ГЕРШЕНЗОН: Чудесно – они завоевали мир. Но как они это сделали? Давайте вернемся в мифический Лондон 1956 года. Меня всегда интересовало, что именно произвело на публику такое оглушительное впечатление. Уланова? Безусловно, но в лондонском Королевском балете в тот момент танцевала Марго Фонтейн. Московская «Жизель» в редакции Лавровского? Вряд ли, ведь «Жизель» Королевского балета была гораздо ближе к подлиннику, чем редакция Большого театра[1]. «Ромео и Джульетта» Лавровского, балет, в котором практически нет хореографического текста? Странно, потому что Лондон образца 1956 года был самым продвинутым балетным городом Европы с бывалой публикой и снобистской прессой: там видели и «Хрустальный дворец» Баланчина, и «Этюды» Ландера, «Симфонические вариации», «Scènes de ballet» Аштона и т. д. Согласитесь, уровень этой хореографии несопоставим со скромным балетмейстерским даром Леонида Лавровского. Но все мы видели хроникальные кадры с толпами беснующихся фанатов (в одном из документальных фильмов Нина Тимофеева описывает растрепанных дам с размазанным макияжем и заплаканными лицами, обращенными к сцене, где на поклоны выходит 46-летняя ДжульеттаУланова). Что их так возбудило? То, как устрашающая советская империя на глазах у публики неожиданно обрела «человеческое лицо» (это же 1956 год: Сталин умер всего три года назад, холодная война в апогее, только что прошел XX съезд КПСС, от секретного доклада Хрущева в шоке не только СССР, но и весь мир)? Триумф воссоединения разорванной русской истории, триумф искусства «оставшихся», тех, кто не ушел за Дягилевым и не сбежал в 1917 году (у Лондона, напичканного русской артистической эмиграцией, к этому был особый интерес: все-таки Уланова училась у Вагановой, танцевавшей вместе с Карсавиной, Кшесинской, Егоровой, Седовой и всемивсеми)? Их тронул экзотический «русский Шекспир»? Или то, что на элитной балетной сцене, которая ассоциировалась с дистиллированным модернизмом, показывают повествовательный балетный спектакль? А может, это были первые побеги поп-культуры с ее непременными атрибутами в виде рыдающих фанатов (до появления «Битлз» еще восемь лет)?

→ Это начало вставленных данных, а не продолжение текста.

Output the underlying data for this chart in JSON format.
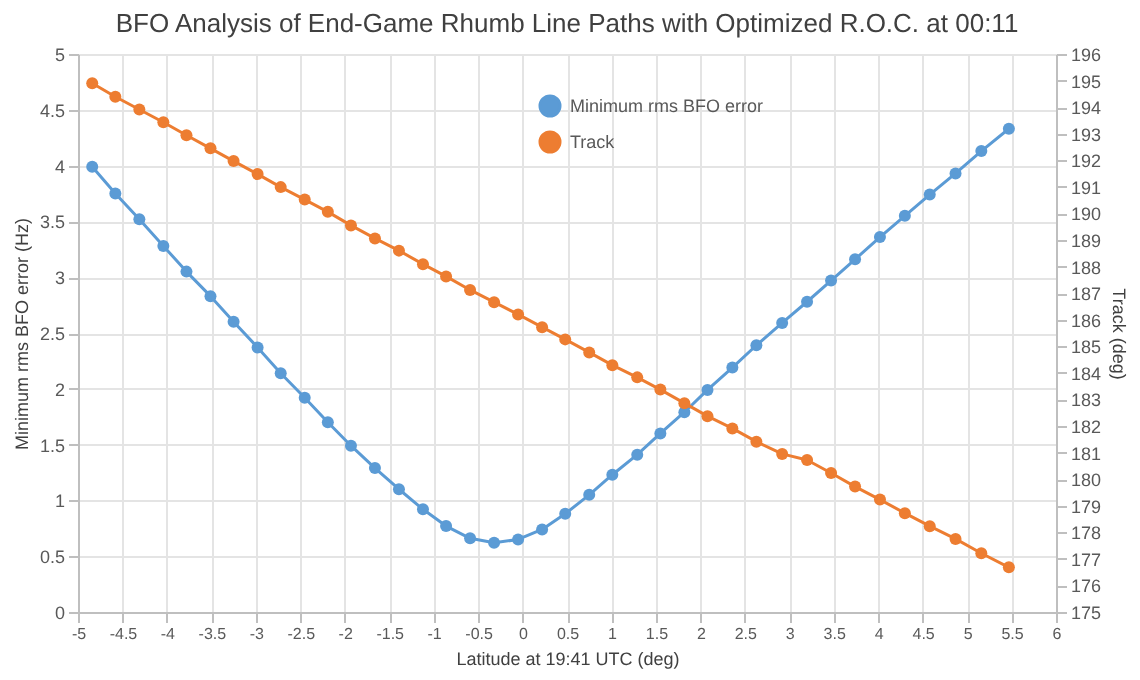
{
  "chart_data": {
    "type": "line",
    "title": "BFO Analysis of End-Game Rhumb Line Paths with Optimized R.O.C. at 00:11",
    "xlabel": "Latitude at 19:41 UTC (deg)",
    "ylabel": "Minimum rms BFO error (Hz)",
    "y2label": "Track (deg)",
    "x": [
      -4.84,
      -4.58,
      -4.31,
      -4.04,
      -3.78,
      -3.51,
      -3.25,
      -2.98,
      -2.72,
      -2.45,
      -2.19,
      -1.93,
      -1.66,
      -1.39,
      -1.12,
      -0.86,
      -0.59,
      -0.32,
      -0.05,
      0.22,
      0.48,
      0.75,
      1.01,
      1.29,
      1.55,
      1.82,
      2.08,
      2.36,
      2.63,
      2.92,
      3.2,
      3.47,
      3.74,
      4.02,
      4.3,
      4.58,
      4.87,
      5.16,
      5.47
    ],
    "series": [
      {
        "name": "Minimum rms BFO error",
        "color": "#5b9bd5",
        "values": [
          3.99,
          3.75,
          3.52,
          3.28,
          3.05,
          2.83,
          2.6,
          2.37,
          2.14,
          1.92,
          1.7,
          1.49,
          1.29,
          1.1,
          0.92,
          0.77,
          0.66,
          0.62,
          0.65,
          0.74,
          0.88,
          1.05,
          1.23,
          1.41,
          1.6,
          1.79,
          1.99,
          2.19,
          2.39,
          2.59,
          2.78,
          2.97,
          3.16,
          3.36,
          3.55,
          3.74,
          3.93,
          4.13,
          4.33
        ]
      },
      {
        "name": "Track",
        "color": "#ed7d31",
        "axis": "y2",
        "values": [
          194.9,
          194.39,
          193.91,
          193.43,
          192.94,
          192.45,
          191.97,
          191.48,
          190.99,
          190.52,
          190.06,
          189.55,
          189.06,
          188.6,
          188.09,
          187.63,
          187.12,
          186.66,
          186.2,
          185.72,
          185.26,
          184.77,
          184.29,
          183.83,
          183.37,
          182.86,
          182.37,
          181.91,
          181.41,
          180.95,
          180.72,
          180.23,
          179.72,
          179.23,
          178.72,
          178.23,
          177.75,
          177.21,
          176.68
        ]
      }
    ],
    "xlim": [
      -5,
      6
    ],
    "xticks": [
      -5,
      -4.5,
      -4,
      -3.5,
      -3,
      -2.5,
      -2,
      -1.5,
      -1,
      -0.5,
      0,
      0.5,
      1,
      1.5,
      2,
      2.5,
      3,
      3.5,
      4,
      4.5,
      5,
      5.5,
      6
    ],
    "ylim": [
      0,
      5
    ],
    "yticks": [
      0,
      0.5,
      1,
      1.5,
      2,
      2.5,
      3,
      3.5,
      4,
      4.5,
      5
    ],
    "y2lim": [
      175,
      196
    ],
    "y2ticks": [
      175,
      176,
      177,
      178,
      179,
      180,
      181,
      182,
      183,
      184,
      185,
      186,
      187,
      188,
      189,
      190,
      191,
      192,
      193,
      194,
      195,
      196
    ],
    "grid": true,
    "legend": "top",
    "marker": "circle",
    "line_style": "solid"
  }
}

ГАЕВСКИЙ: Думаю, все проще. Лондон увидел многоактный сюжетный балет. Вот это и сослужило в дальнейшем дурную службу – именно нам. За них вообще не беспокойтесь, они живут органичной жизнью, чем-то увлекаются, кому-то подчиняются, для них понятие моды существует, но в еще большей степени существует понятие естественного саморазвития: они заболевают всем, чем надо заболевать в театре, и очень быстро выздоравливают. Наши болезни в этом смысле гораздо более тяжелые. Чем отличается русская традиция? У нас бывают взлеты необыкновенные, но и заболевания очень длительные. Заболевание, которое непосредственно возникло из определения «Большой балет», состояло в том, что внутренне для себя было раз и навсегда решено, что наш балет – балет прежде всего многоактный и что только так мы можем противостоять худосочному западному балету, – об этом говорилось всеми нашими теоретиками и практиками: у них нет многоактного балета. Тот же «Хрустальный дворец» длится тридцать минут – ну что это за балет?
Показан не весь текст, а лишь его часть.